Julius Caesar was assassinated in a meeting of the senate on March 15 (the Ides of March) in 44 BCE. After his death, a comet was seen in the sky, and one observer shouted that it must be the soul of Julius Caesar, ascending into heaven to become a god. An altar to Caesar was set up in the forum, to the consternation of his assassins. His heir, Octavian, capitalized on his newfound status as the son of a god in his coinage and propaganda, later building a temple to the Divine Julius in the Roman forum.

Coin minted by Augustus (c. 19–18 BC); Obverse: CAESAR AVGVSTVS, laureate head right/Reverse: DIVVS IVLIV[S], with comet (star). Wikipedia.
Louis Laguerre, Detail of the Apotheosis of Caesar (left), 1692–1694. Oil on plaster. Painted Hall, Chatsworth House.

To conclude the Metamorphoses, Ovid writes an invocation to the gods, including Augustus himself (pretty extreme), before meditating on a different kind of immortality.

Jove rules the lofty citadels of Heaven,
The kingdoms of the triple world, but Earth
Acknowledges Augustus. Each is father
As each is lord. O gods, Aeneas’ comrades,
To whom the fire and the sword gave way, I pray you,
And you, O native gods of Italy,
Quirinus, father of Rome, and Mars, the father
Of Rome’s unconquered sire, and Vesta, honored
With Caesar’s household gods, Apollo, tended
With reverence as Vesta is, and Jove,
Whose temple crowns Tarpeia’s rock, O gods,
However many, whom the poet’s longing
May properly invoke, far be the day,
Later than our own era, when Augustus
Shall leave the world he rules, ascend to Heaven,
And there, beyond our presence, hear our prayers!
Now I have done my work. It will endure,
I trust, beyond Jove’s anger, fire and sword,
Beyond Time’s hunger. The day will come, I know,
So let it come, that day which has no power
Save over my body, to end my span of life
Whatever it may be. Still, part of me,
The better part, immortal, will be borne
Above the stars; my name will be remembered
Wherever Roman power rules conquered lands,
I shall be read, and through all centuries,
If prophecies of bards are ever truthful,
I shall be living, always. (15.860–79)
Nicolas Poussin: Le Triomphe d’Ovide. 1624–5. Palazzo Corsini. Wikimedia.

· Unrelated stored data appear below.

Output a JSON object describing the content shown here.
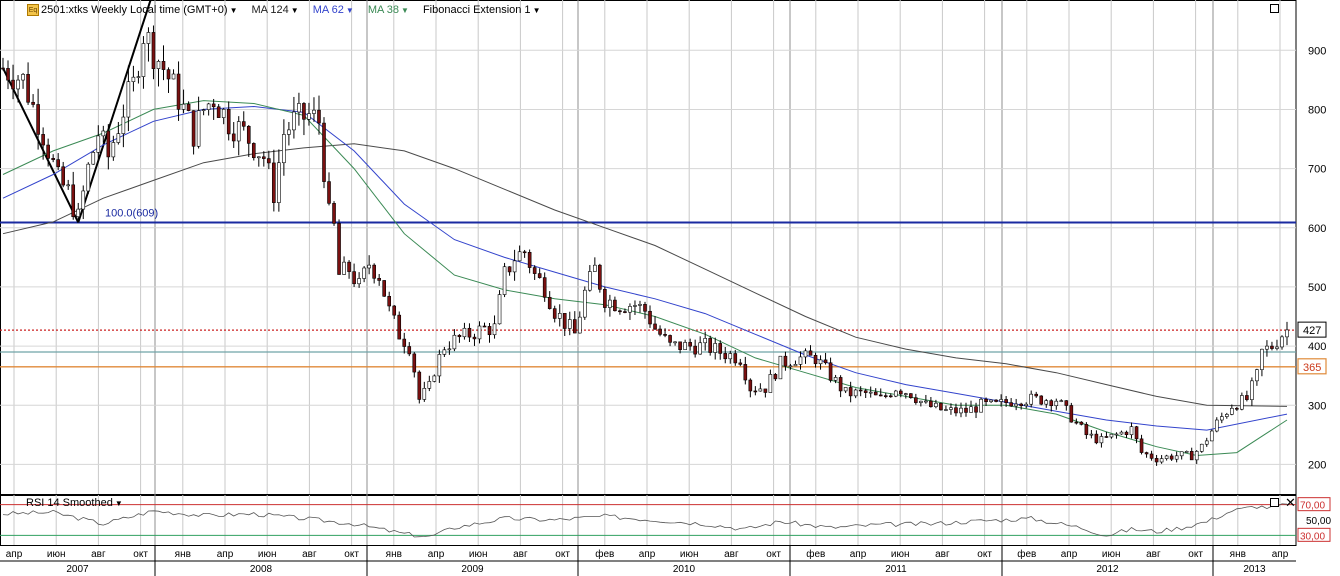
{
  "header": {
    "instrument_icon": "exchange-icon",
    "instrument": "2501:xtks Weekly Local time (GMT+0)",
    "indicators": [
      {
        "label": "MA 124",
        "color": "#4a4a4a"
      },
      {
        "label": "MA 62",
        "color": "#3344cc"
      },
      {
        "label": "MA 38",
        "color": "#3b8a55"
      },
      {
        "label": "Fibonacci Extension 1",
        "color": "#000000"
      }
    ]
  },
  "rsi_panel": {
    "label": "RSI 14 Smoothed",
    "levels": [
      "70,00",
      "50,00",
      "30,00"
    ]
  },
  "price_tags": {
    "current": "427",
    "level": "365"
  },
  "fib_label": "100.0(609)",
  "chart_data": {
    "type": "candlestick",
    "interval": "weekly",
    "y_ticks": [
      200,
      300,
      400,
      500,
      600,
      700,
      800,
      900
    ],
    "ylim": [
      150,
      985
    ],
    "month_labels": [
      "апр",
      "июн",
      "авг",
      "окт",
      "янв",
      "апр",
      "июн",
      "авг",
      "окт",
      "янв",
      "апр",
      "июн",
      "авг",
      "окт",
      "фев",
      "апр",
      "июн",
      "авг",
      "окт",
      "фев",
      "апр",
      "июн",
      "авг",
      "окт",
      "фев",
      "апр",
      "июн",
      "авг",
      "окт",
      "янв",
      "апр"
    ],
    "year_labels": [
      "2007",
      "2008",
      "2009",
      "2010",
      "2011",
      "2012",
      "2013"
    ],
    "close_anchors": [
      [
        0,
        870
      ],
      [
        4,
        850
      ],
      [
        8,
        760
      ],
      [
        11,
        680
      ],
      [
        13,
        660
      ],
      [
        15,
        615
      ],
      [
        17,
        700
      ],
      [
        19,
        760
      ],
      [
        21,
        720
      ],
      [
        24,
        800
      ],
      [
        26,
        840
      ],
      [
        28,
        930
      ],
      [
        30,
        900
      ],
      [
        32,
        870
      ],
      [
        35,
        820
      ],
      [
        38,
        760
      ],
      [
        40,
        800
      ],
      [
        42,
        820
      ],
      [
        45,
        780
      ],
      [
        48,
        760
      ],
      [
        50,
        740
      ],
      [
        52,
        720
      ],
      [
        54,
        660
      ],
      [
        56,
        760
      ],
      [
        58,
        780
      ],
      [
        61,
        790
      ],
      [
        63,
        780
      ],
      [
        64,
        700
      ],
      [
        65,
        620
      ],
      [
        66,
        600
      ],
      [
        67,
        520
      ],
      [
        69,
        530
      ],
      [
        71,
        500
      ],
      [
        73,
        540
      ],
      [
        75,
        520
      ],
      [
        77,
        460
      ],
      [
        79,
        420
      ],
      [
        81,
        400
      ],
      [
        82,
        360
      ],
      [
        83,
        310
      ],
      [
        85,
        330
      ],
      [
        86,
        360
      ],
      [
        88,
        400
      ],
      [
        90,
        410
      ],
      [
        93,
        420
      ],
      [
        96,
        430
      ],
      [
        98,
        430
      ],
      [
        100,
        520
      ],
      [
        102,
        550
      ],
      [
        104,
        560
      ],
      [
        106,
        520
      ],
      [
        108,
        500
      ],
      [
        110,
        460
      ],
      [
        112,
        440
      ],
      [
        114,
        420
      ],
      [
        116,
        490
      ],
      [
        118,
        530
      ],
      [
        120,
        480
      ],
      [
        123,
        470
      ],
      [
        126,
        470
      ],
      [
        128,
        460
      ],
      [
        130,
        430
      ],
      [
        133,
        400
      ],
      [
        136,
        400
      ],
      [
        140,
        400
      ],
      [
        143,
        390
      ],
      [
        147,
        380
      ],
      [
        149,
        330
      ],
      [
        152,
        330
      ],
      [
        155,
        370
      ],
      [
        158,
        380
      ],
      [
        162,
        380
      ],
      [
        166,
        340
      ],
      [
        168,
        320
      ],
      [
        172,
        320
      ],
      [
        175,
        310
      ],
      [
        178,
        330
      ],
      [
        181,
        320
      ],
      [
        184,
        300
      ],
      [
        188,
        290
      ],
      [
        192,
        290
      ],
      [
        195,
        300
      ],
      [
        198,
        300
      ],
      [
        202,
        310
      ],
      [
        206,
        310
      ],
      [
        210,
        310
      ],
      [
        213,
        280
      ],
      [
        216,
        250
      ],
      [
        219,
        240
      ],
      [
        222,
        250
      ],
      [
        225,
        260
      ],
      [
        227,
        220
      ],
      [
        230,
        210
      ],
      [
        234,
        215
      ],
      [
        237,
        215
      ],
      [
        239,
        230
      ],
      [
        242,
        270
      ],
      [
        245,
        300
      ],
      [
        248,
        310
      ],
      [
        250,
        350
      ],
      [
        251,
        390
      ],
      [
        253,
        400
      ],
      [
        255,
        420
      ],
      [
        256,
        427
      ]
    ],
    "ma_124": [
      [
        0,
        590
      ],
      [
        10,
        610
      ],
      [
        20,
        650
      ],
      [
        30,
        680
      ],
      [
        40,
        710
      ],
      [
        50,
        725
      ],
      [
        60,
        735
      ],
      [
        70,
        742
      ],
      [
        80,
        730
      ],
      [
        90,
        700
      ],
      [
        100,
        665
      ],
      [
        110,
        630
      ],
      [
        120,
        600
      ],
      [
        130,
        570
      ],
      [
        140,
        530
      ],
      [
        150,
        490
      ],
      [
        160,
        450
      ],
      [
        170,
        415
      ],
      [
        180,
        395
      ],
      [
        190,
        380
      ],
      [
        200,
        370
      ],
      [
        210,
        355
      ],
      [
        220,
        335
      ],
      [
        230,
        315
      ],
      [
        240,
        300
      ],
      [
        256,
        298
      ]
    ],
    "ma_62": [
      [
        0,
        650
      ],
      [
        10,
        690
      ],
      [
        20,
        740
      ],
      [
        30,
        780
      ],
      [
        40,
        800
      ],
      [
        50,
        805
      ],
      [
        60,
        795
      ],
      [
        70,
        730
      ],
      [
        80,
        640
      ],
      [
        90,
        580
      ],
      [
        100,
        550
      ],
      [
        110,
        525
      ],
      [
        120,
        500
      ],
      [
        130,
        480
      ],
      [
        140,
        455
      ],
      [
        150,
        420
      ],
      [
        160,
        385
      ],
      [
        170,
        355
      ],
      [
        180,
        335
      ],
      [
        190,
        320
      ],
      [
        200,
        305
      ],
      [
        210,
        290
      ],
      [
        220,
        275
      ],
      [
        230,
        265
      ],
      [
        240,
        258
      ],
      [
        256,
        285
      ]
    ],
    "ma_38": [
      [
        0,
        690
      ],
      [
        10,
        730
      ],
      [
        20,
        760
      ],
      [
        30,
        800
      ],
      [
        40,
        815
      ],
      [
        50,
        810
      ],
      [
        60,
        790
      ],
      [
        70,
        700
      ],
      [
        80,
        590
      ],
      [
        90,
        520
      ],
      [
        100,
        495
      ],
      [
        110,
        480
      ],
      [
        120,
        470
      ],
      [
        130,
        450
      ],
      [
        140,
        420
      ],
      [
        150,
        380
      ],
      [
        160,
        355
      ],
      [
        170,
        330
      ],
      [
        180,
        315
      ],
      [
        190,
        300
      ],
      [
        200,
        300
      ],
      [
        210,
        285
      ],
      [
        220,
        255
      ],
      [
        230,
        230
      ],
      [
        238,
        215
      ],
      [
        246,
        220
      ],
      [
        256,
        275
      ]
    ],
    "horizontal_lines": [
      {
        "name": "fib-100",
        "value": 609,
        "color": "#1a2aa0"
      },
      {
        "name": "current-price",
        "value": 427,
        "color": "#cc2020",
        "dotted": true
      },
      {
        "name": "support",
        "value": 390,
        "color": "#6fa3a8"
      },
      {
        "name": "level-365",
        "value": 365,
        "color": "#e08a3a"
      }
    ],
    "fibonacci_lines": [
      [
        [
          0,
          870
        ],
        [
          15,
          609
        ]
      ],
      [
        [
          15,
          609
        ],
        [
          30,
          1000
        ]
      ]
    ],
    "rsi_smoothed": [
      [
        0,
        58
      ],
      [
        10,
        60
      ],
      [
        20,
        45
      ],
      [
        30,
        62
      ],
      [
        40,
        56
      ],
      [
        50,
        58
      ],
      [
        60,
        52
      ],
      [
        70,
        45
      ],
      [
        80,
        32
      ],
      [
        85,
        28
      ],
      [
        90,
        40
      ],
      [
        100,
        52
      ],
      [
        110,
        50
      ],
      [
        120,
        55
      ],
      [
        130,
        50
      ],
      [
        140,
        45
      ],
      [
        148,
        38
      ],
      [
        155,
        48
      ],
      [
        165,
        40
      ],
      [
        175,
        44
      ],
      [
        185,
        45
      ],
      [
        195,
        49
      ],
      [
        205,
        52
      ],
      [
        210,
        46
      ],
      [
        215,
        40
      ],
      [
        220,
        30
      ],
      [
        225,
        38
      ],
      [
        230,
        35
      ],
      [
        235,
        40
      ],
      [
        240,
        48
      ],
      [
        245,
        62
      ],
      [
        250,
        68
      ],
      [
        253,
        66
      ],
      [
        256,
        70
      ]
    ]
  }
}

To say that the Metamorphoses culminates with the deification of Julius Caesar isn’t really accurate; it culminates with the immortalization of Ovid’s own poem, above the stars, the real expression of Rome’s power and glory. Pretty grandiose, but I have to admit: we’re still reading him. He doesn’t leave room for the possibility of being translated into other languages after Roman rule ends — but you might say that these translations testify to the continuing power of Rome in another way. The language of classics has been a sort of elite code for a long time, as powerful people put Romans on a pedestal and then claim descent from or identification with them. So many generations of Romans have staked public claims to classical heritage in one way or another that the whole city provided a backdrop for our classical mythology course. Classical texts rule over the American literary canon, not because they’re inherently superior but because appreciating them (or being seen to) conveys power. The funny part is that Ovid’s poem, apart from this final episode, is unruly, improper, chaotic, wildly imaginative — an imperialist’s nightmare.

Giovanni Battista Tiepolo, Maecenas Presenting the Liberal Arts to Emperor Augustus. 1743. Hermitage Museum. Wikimedia.